Below are some of the benefits that are available for qualified employees in Ohio:
- Medical benefits: Your employer’s insurance company will pay all of your necessary and reasonable work injury-related needs. You do not have to worry about these benefits running out; you are entitled to them until you have reached “maximum medical improvement,” or the point at which your medical condition stabilizes and you no longer require treatment.
- Temporary total compensation: When you are completely unable to work for more than seven days, you can receive temporary wage replacement benefits, paid biweekly. For the first 12 weeks, you will receive 72 percent of your average weekly wages, and then 66.67 percent thereafter.
- Living maintenance wage loss: If you must get a lesser-paying job because of your work injury, you may qualify for living maintenance wage loss compensation.
- Permanent disability: If your injuries are permanently disabling, you can receive one of three income replacement benefits: permanent total disability, statutory permanent total disability or permanent partial/scheduled loss disability.
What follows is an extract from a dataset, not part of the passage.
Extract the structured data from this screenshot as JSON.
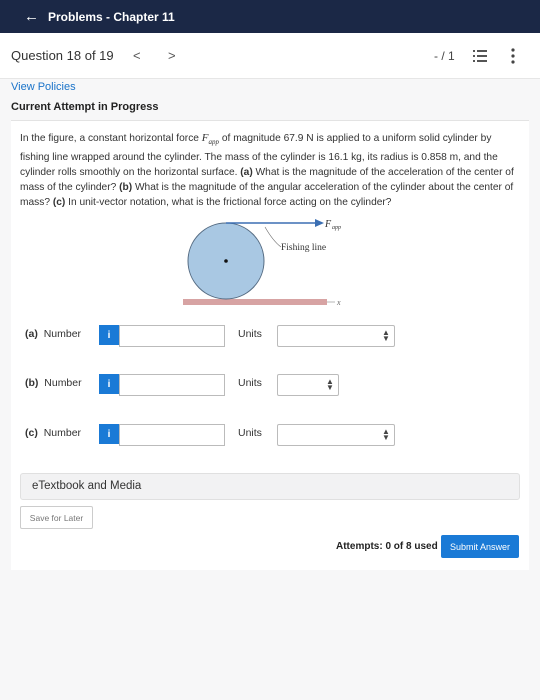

- Disabled Workers’ Relief Fund: If your combined workers’ compensation benefits are less than the cost of living, you can receive an additional benefit under the Disabled Workers’ Relief Fund (DWRF). The Bureau of Workers’ Compensation (BWC) will evaluate your case and determine if you qualify for DWRF.
- Facial disfigurement: The BWC gives this $10,000, one-time award to workers who suffer work-related facial or head disfigurement injuries that impair opportunities.
- Death benefits: The BWC provides a death award to the deceased worker’s dependents.
Compensation Benefits Available After Work Injury Claims?
Workers’ compensation is pretty straightforward: if you are an employee and suffer a work-related injury, you are entitled to benefits. Fault (whether yours or the employer’s) has no bearing on eligibility. As simple as eligibility is, though, it is not uncommon for workers to find that the insurer has denied their claim. The question is, “Why?” Why do so many insurers deny workers the benefits they so desperately need?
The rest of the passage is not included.